Thursday, 21 November 2024

Completed Painting: 'Deleuzian Cartography 2'


'Deleuzian Cartography 2', Paper Collage & Mixed Media on Panel, 300 mm x 300 mm, 2024


Here is the second of my small ‘Deleuzian Cartography’ panels, a small clutch of which have recently emerged in the wake of my summer sketchbook experiments. As ever, the quantity/rate of production may feel a little less than desired, but the reality is that progress been consistent, and I think I’m reasonably content with the general direction they have taken so far. I think I should give up worrying about stuff like that once and for all, and just accept that I’ve always been a fairly slow, methodical worker, with many of the usual mundane limits on available time and energy in addition. Furthermore, each one of these often takes longer to resolve than could ever be predicted and - let’s face it, just churning-out a series of predictable ‘product’ shouldn’t really be the aim either.
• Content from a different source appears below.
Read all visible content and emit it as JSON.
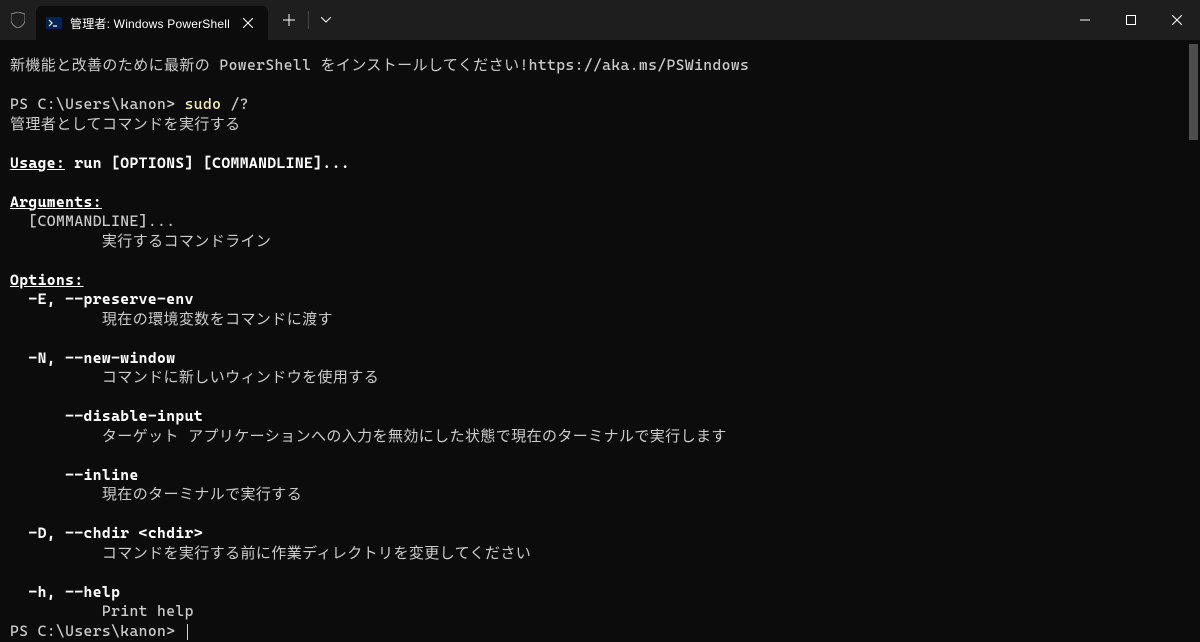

In fact, the real ‘issue’ to be faced now is probably more to do with scale (i.e. the space side of the space/time interface). Any imagery deriving from maps must, by its very nature, imply a degree of open-endedness or extension. Ultimately, there is only one map after all (and it is spherical and without definitive boundaries). The end of one chart is just the beginning of the next. Even my own modest and localised voyages of discovery around the city reveal a seemingly limitless range of possibilities (what happens if I take this route instead of that? what happens around that slightly less familiar corner? How far can I really follow this river beyond the city’s nominal edge? etc.).







This would all suggest that one simple ambition should be to move away from what has become (often for simple practical reasons – or is it timidity?) my default ‘small’ panel size. I’m not necessarily talking Mark Bradford scale here, but the annexing of a little more territory is indicated, nonetheless. If limits on working/storage/living space all imply some conflict with that ambition, a sensible solution might be to consider the extension of imager over several conjoining sections. Thinking about it – that would be in keeping with the cartographical nature of this work too (see above).






Anyway, that’s all in a possible future. As far as this little panel goes, there is clearly some attempt to further dissolve the street plan into an abstracted soup of possible routes and directions generally. There’s also clear reference to the idea of the city being a vast circuit of energies and informational flows - as much as it is an arena for physical journeys. Overlaying (and threaded through) all this, more fluid traceries and Deleuzian rhizomes attempt to arc across, or take mental/emotional flight from, the territorial geometries of the map. That’s my excuse for a bit of Pollock-style drippage, and I’m sticking to it!









Monday, 4 November 2024

Completed Painting: 'Deleuzian Cartography 1'

 

'Deleuzian Cartography 1', Paper Collage & Mixed Media, 300 mm x 300 mm, x 1 2024


This is the first small panel to emerge from all my messing about with maps over recent months. As mentioned in my previous post, this imagery emerges from a period of sketchbook experimentation, in which recurring motifs and working methods were allowed to evolve in a fairly organic manner without too many constraints. For all that may feel like a new phase of activity, I now realise that this kind of thing superficially resembles some of the street plan-derived work I made a few years ago.


'Map 2', Acrylics & Paper Collage on Panel, 600 mm x 600 mm, 2015




I guess that's how it goes sometimes - we set off in what we feel is a new direction, only to discover we've actually looped back round on ourselves without really knowing it. I'm going to tell/fool myself that this is hopefully less of a resort to some stifling comfort zone, and more of a re-statement of the central concerns within my work. As stated many time before - it's pretty much always about an interaction with my immediate (largely urban) surroundings, and the various ways in which it becomes codified and freighted with numerous tangled narratives. In this case, a conscious use of appropriated texts encountered at specific locations has given way (I think) to certain implied philosophical underpinnings - such as might be encountered in the work of Gilles Deleuze or Michel De Certeau, amongst others. 






There's far too much nuance there (and let's be honest - baffling complexity) to detail now. So, for the time being, I'll hang on to the hope that, rather than merely circling back to some earlier starting point, any movement achieved here is more representative of a spiral. Just as each time we pass through a certain location on the map - we may experience it in a slightly different way, so perhaps any return to possibly familiar creative territory may might contain the experiences, knowledge and insights gleaned since the last time we were there. Perhaps we can hope for a little more finesse too?